The further I walked, the more I saw of their abnormal, fiendish behaviour. They would call out to each other from rooftops every time one of them spotted a woman in tight clothes(they had a very specific hand signal for that), screaming and hooting and cavorting worse than a troop of chimps in mating heat as they scampered to reach a common meeting point on a roof from where they would then proceed to harass the woman in the guise of playing holi.

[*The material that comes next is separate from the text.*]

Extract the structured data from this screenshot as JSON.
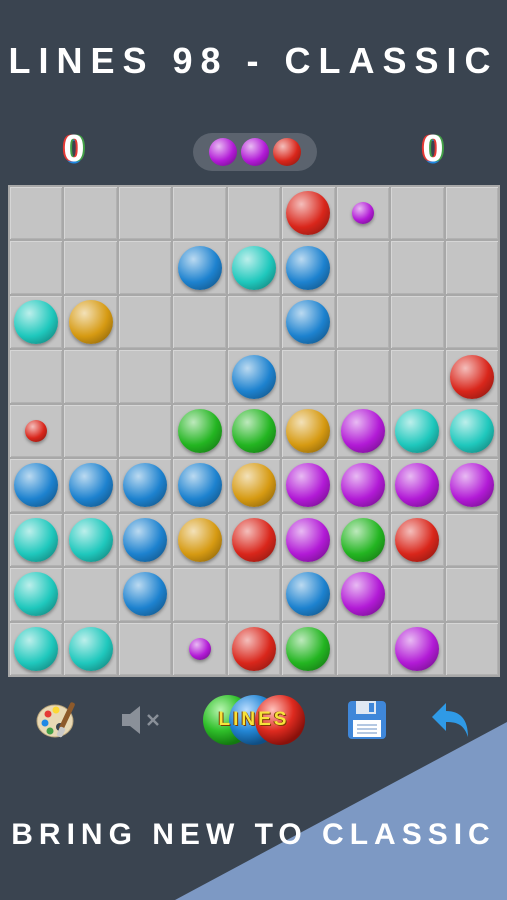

Having borne the weight of being a woman—an Indian woman no less—for as long as I have, I know the entire spectrum of libidinous men better than I do friends and family. Yet never have I felt as unsettled as I did then. This was not just a man or a group of men with sick minds, this was an entire town with a blunt end, an entire generation of men with minds like predators. No mask could filter air so toxic. No man could save my pride. I had to get out, there was no debate.

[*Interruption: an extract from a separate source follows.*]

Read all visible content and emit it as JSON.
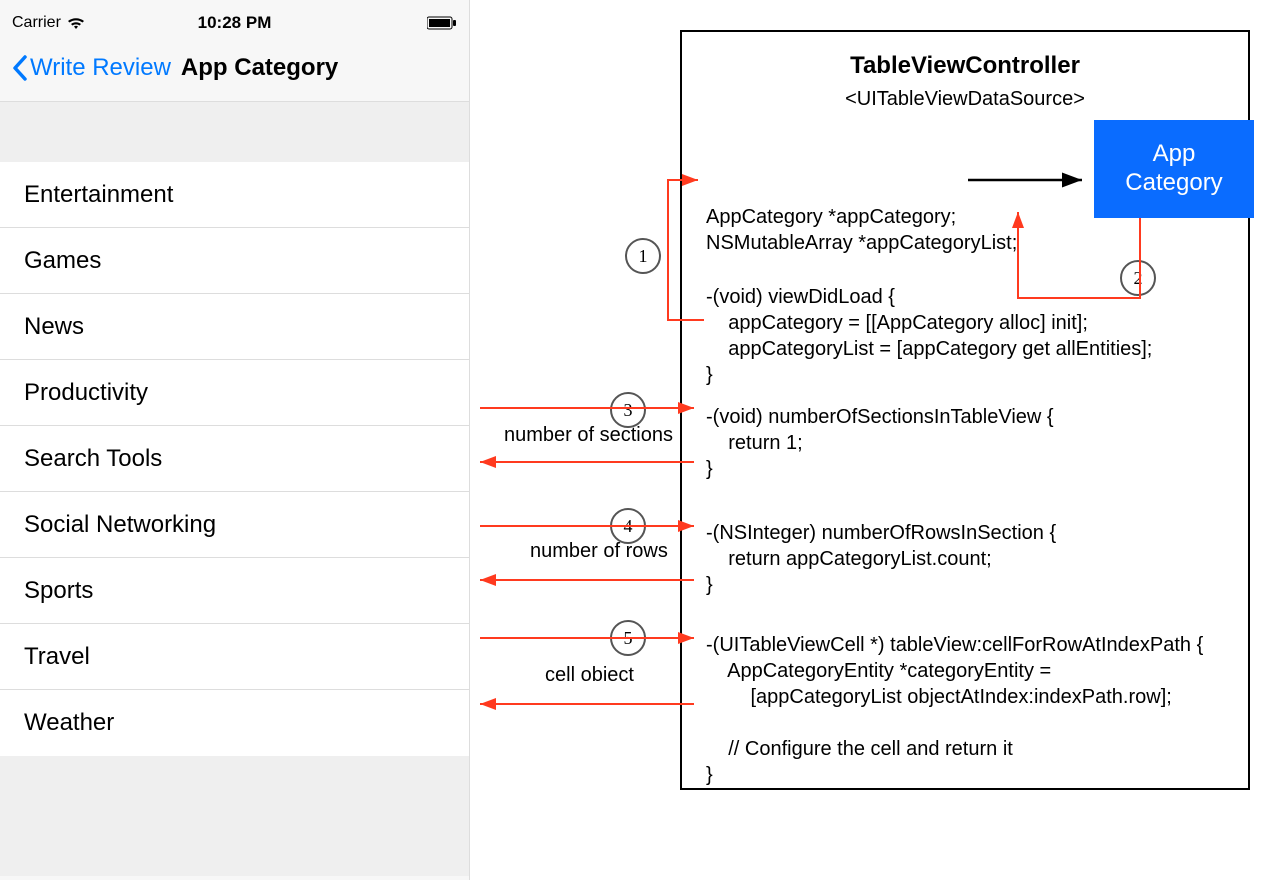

I turned around to see the point from where we had started walking, from where the only mode of transport, six-seaters, plied to the railway station four kilometers away. It was lost somewhere in that long walk through the sea of houses. The road behind us, heading downhill, now stood empty. Everyone had reached Nanda Temple atop the hill.

Ding-ding-ding!

The temple bells were ringing. Holi celebrations were about to begin.

Surya and Deepanshu wanted to continue, and why wouldn’t they? Fear takes no shoulders. Should I go back alone? Should I ignore the possibility that a few local men could still be waiting in the shadows somewhere?

Ding-ding-ding!

It was only going to get worse as holi celebrations reached their pinnacle later in the day. I could not fight a town full of starved men with a pepper spray. I looked back yet again, at the town sitting still. I looked in front, at Surya and Deepanshu as they walked away.

Sopping wet, face darkened by violent hues of blue and purple, against my instinct and wish, I followed them uphill, on road now flooded with water, fear throbbing in my ears. Ding-ding-ding!